Starting a new summary file (NEWCHK)

Most checking options write a summary in a file that can be inspected by for example a simple perl-script like used in our WWW version of the CHECK procedures. The file is called 'check.db'. WHAT IF keeps adding its results to the end of this file. The command NEWCHK closes the old copy of this file if it exists. It also closes any TEX files that were made already. If you want to keep those files you should rename them BEFORE you run any other check option, because the check options will not even hesitate for a millisecond, and overwrite the old files.

Side Chain planarity check

The planarity of side chains of protein residues is verified against a database distribution. If any side chain deviates more than 3.0 standard deviations from planarity, this fact is reported.

Side Chain planarity check

For each atom connected to an aromatic ring system the distance of the atom to the least squares plane of the ring is calculated, and compared with a database distribution. If any value deviates more than 3.0 standard deviations from the plane, this fact is reported.

Checking packing quality (QUACHK)

The command QUACHK is similar to the RNGQUA option in the QUALITY menu. It activates the packing quality control. See the chapter on QUALITY control for an explanation. For short:

Every residue with a quality value below -5.0 is suspicious. A sequence of residues with low quality scores is "interesting".

Every molecule with a global quality below -2.7 is guaranteed wrong. A molecule with a quality below -2.0 might be misfolded or poorly refined. Every molecule with a global quality below -1.2 does not belong in a database of reliable structures.

Looking for rotamer normality (ROTCHK)

The command ROTCHK will compare for all residues their chi-1 rotamer with the distribution of observed rotamers for the same residue type in a similar local backbone conformation in the database. A normality index will be listed. If this index is lower than 0.5 a warning will be given. A few values are expected to appear for every structure, but normality values lower than 0.2 should occur only extremely sparingly!

Verifying symmetry information (SYMCHK)

The command SYMCHK is a killer command. That means that it starts by wiping out the soup. It will then prompt you for the name of the PDB file for which the symmetry information should be checked. This file will be read and checked.

This option checks the internal consistency of the SCALE and CRYST card in the PDB file, and it checks if the crystal can be reconstructed from the atomic coordinates and the provided symmetry information.

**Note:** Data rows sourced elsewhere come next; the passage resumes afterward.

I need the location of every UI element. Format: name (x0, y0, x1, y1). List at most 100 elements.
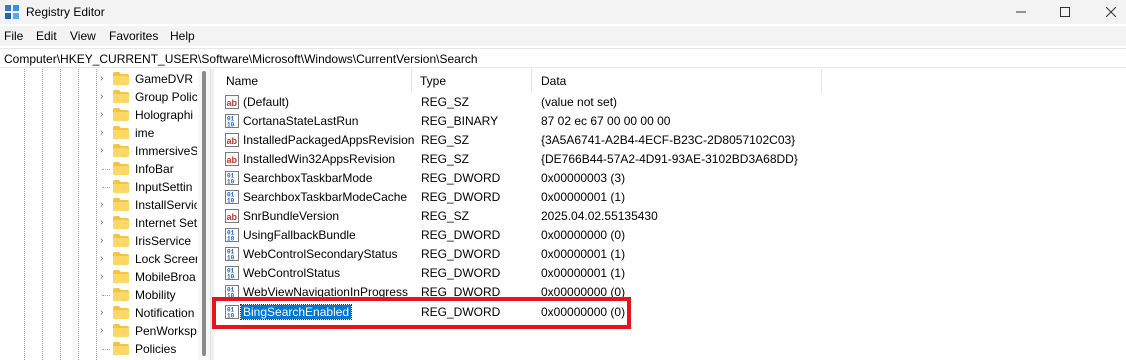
value-type-cell: REG_DWORD (421, 247, 501, 261)
chevron-right-icon[interactable]: › (100, 199, 110, 210)
value-name-cell: (Default) (243, 95, 290, 109)
value-row[interactable]: ab InstalledPackagedAppsRevision REG_SZ {3A… (214, 131, 914, 150)
tree-item-label: IrisService (135, 234, 192, 248)
address-path[interactable]: Computer\HKEY_CURRENT_USER\Software\Micr… (4, 52, 478, 66)
tree-item[interactable]: › Lock Screen (100, 250, 197, 268)
menu-view[interactable]: View (70, 29, 96, 43)
tree-item[interactable]: › Group Polic (100, 88, 197, 106)
tree-item-label: InfoBar (135, 162, 174, 176)
column-header-type[interactable]: Type (412, 69, 532, 93)
tree-connector (102, 187, 110, 188)
tree-item-label: Internet Set (135, 216, 197, 230)
value-row[interactable]: 01 10 WebControlStatus REG_DWORD 0x00000001 … (214, 264, 914, 283)
chevron-right-icon[interactable]: › (100, 127, 110, 138)
value-row[interactable]: 01 10 SearchboxTaskbarMode REG_DWORD 0x00000… (214, 169, 914, 188)
tree-item-label: InstallServic (135, 198, 197, 212)
chevron-right-icon[interactable]: › (100, 217, 110, 228)
tree-item[interactable]: › Notification (100, 304, 197, 322)
tree-item[interactable]: › InstallServic (100, 196, 197, 214)
menu-help[interactable]: Help (170, 29, 195, 43)
value-type-cell: REG_BINARY (421, 114, 499, 128)
tree-item[interactable]: › Holographi (100, 106, 197, 124)
value-row[interactable]: ab (Default) REG_SZ (value not set) (214, 93, 914, 112)
chevron-right-icon[interactable]: › (100, 253, 110, 264)
binary-value-icon: 0110 (225, 228, 239, 242)
title-bar: Registry Editor (0, 0, 1126, 24)
maximize-icon (1060, 7, 1070, 17)
value-row[interactable]: 01 10 WebControlSecondaryStatus REG_DWORD 0x… (214, 245, 914, 264)
tree-scrollbar[interactable] (198, 69, 210, 360)
tree-item[interactable]: › Internet Set (100, 214, 197, 232)
value-row[interactable]: ab SnrBundleVersion REG_SZ 2025.04.02.55135… (214, 207, 914, 226)
value-type-cell: REG_SZ (421, 152, 470, 166)
tree-item-label: Group Polic (135, 90, 197, 104)
svg-text:10: 10 (227, 122, 235, 129)
close-button[interactable] (1088, 0, 1126, 24)
tree-connector (102, 349, 110, 350)
value-data-cell: {DE766B44-57A2-4D91-93AE-3102BD3A68DD} (541, 152, 798, 166)
folder-icon (113, 72, 129, 85)
value-type-cell: REG_DWORD (421, 190, 501, 204)
menu-bar: File Edit View Favorites Help (0, 26, 1126, 46)
tree-item-label: Lock Screen (135, 252, 197, 266)
column-header-name[interactable]: Name (214, 69, 412, 93)
chevron-right-icon[interactable]: › (100, 271, 110, 282)
address-bar[interactable]: Computer\HKEY_CURRENT_USER\Software\Micr… (0, 48, 1126, 68)
tree-item[interactable]: › MobileBroa (100, 268, 197, 286)
chevron-right-icon[interactable]: › (100, 307, 110, 318)
tree-item-label: ImmersiveS (135, 144, 197, 158)
folder-icon (113, 306, 129, 319)
menu-favorites[interactable]: Favorites (109, 29, 158, 43)
string-value-icon: ab (225, 209, 239, 223)
folder-icon (113, 270, 129, 283)
value-row[interactable]: 01 10 CortanaStateLastRun REG_BINARY 87 02 e… (214, 112, 914, 131)
value-data-cell: {3A5A6741-A2B4-4ECF-B23C-2D8057102C03} (541, 133, 796, 147)
value-row[interactable]: 01 10 SearchboxTaskbarModeCache REG_DWORD 0x… (214, 188, 914, 207)
binary-value-icon: 0110 (225, 190, 239, 204)
tree-guide-line (60, 69, 61, 360)
value-row[interactable]: 01 10 UsingFallbackBundle REG_DWORD 0x000000… (214, 226, 914, 245)
string-value-icon: ab (225, 95, 239, 109)
value-name-cell: UsingFallbackBundle (243, 228, 356, 242)
key-tree[interactable]: › GameDVR › Group Polic › Holographi › ime › Imme… (0, 69, 197, 360)
tree-item[interactable]: › GameDVR (100, 70, 197, 88)
value-type-cell: REG_DWORD (421, 171, 501, 185)
folder-icon (113, 108, 129, 121)
chevron-right-icon[interactable]: › (100, 91, 110, 102)
svg-text:10: 10 (227, 255, 235, 262)
column-header-data[interactable]: Data (532, 69, 822, 93)
tree-guide-line (78, 69, 79, 360)
tree-item[interactable]: › ImmersiveS (100, 142, 197, 160)
value-name-cell: SearchboxTaskbarMode (243, 171, 373, 185)
tree-connector (102, 169, 110, 170)
chevron-right-icon[interactable]: › (100, 145, 110, 156)
svg-text:ab: ab (227, 136, 238, 146)
menu-edit[interactable]: Edit (36, 29, 57, 43)
chevron-right-icon[interactable]: › (100, 73, 110, 84)
tree-item[interactable]: › IrisService (100, 232, 197, 250)
tree-item[interactable]: › ime (100, 124, 197, 142)
tree-item[interactable]: Policies (100, 340, 197, 358)
value-type-cell: REG_SZ (421, 95, 470, 109)
value-type-cell: REG_DWORD (421, 266, 501, 280)
tree-item[interactable]: InfoBar (100, 160, 197, 178)
value-row[interactable]: ab InstalledWin32AppsRevision REG_SZ {DE766… (214, 150, 914, 169)
value-name-cell: InstalledPackagedAppsRevision (243, 133, 415, 147)
chevron-right-icon[interactable]: › (100, 235, 110, 246)
chevron-right-icon[interactable]: › (100, 109, 110, 120)
minimize-button[interactable] (998, 0, 1044, 24)
tree-scrollbar-thumb[interactable] (202, 71, 206, 356)
binary-value-icon: 0110 (225, 171, 239, 185)
tree-item[interactable]: › PenWorksp (100, 322, 197, 340)
tree-item[interactable]: Mobility (100, 286, 197, 304)
menu-file[interactable]: File (4, 29, 23, 43)
folder-icon (113, 342, 129, 355)
chevron-right-icon[interactable]: › (100, 325, 110, 336)
tree-item-label: Mobility (135, 288, 176, 302)
tree-item[interactable]: InputSettin (100, 178, 197, 196)
value-data-cell: (value not set) (541, 95, 618, 109)
folder-icon (113, 288, 129, 301)
value-name-cell: CortanaStateLastRun (243, 114, 359, 128)
maximize-button[interactable] (1042, 0, 1088, 24)
tree-item-label: GameDVR (135, 72, 194, 86)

It also checks whether the cell complies with rules set by the IUCr, and whether there is extra symmetry between so-called independent molecules.

Atomic occupancy check (WGTCHK)

WGTCHK checks whether all atomic occupancies are between 0 and 1.

B-factor check (XBFCHK)

XBFCHK verifies the B-factors in the structure. If many buried atoms have a B factor below 5.0, a warning is given. This either means that the structure has been determined at low temperature, or that there are problems in the refinement. If the average B factor for buried atoms is very high or very low, another warning is given. Finally, the distribution of B factors (basically the differences between B factors of bonded atoms) is analyzed. If the result is very strange, a warning is printed. If this warning appears, the B-factors should probably be constrained during the refinement. Because these strange observed differences can not be caused by thermal motion, adding constraints could improve the behaviour of the refinement.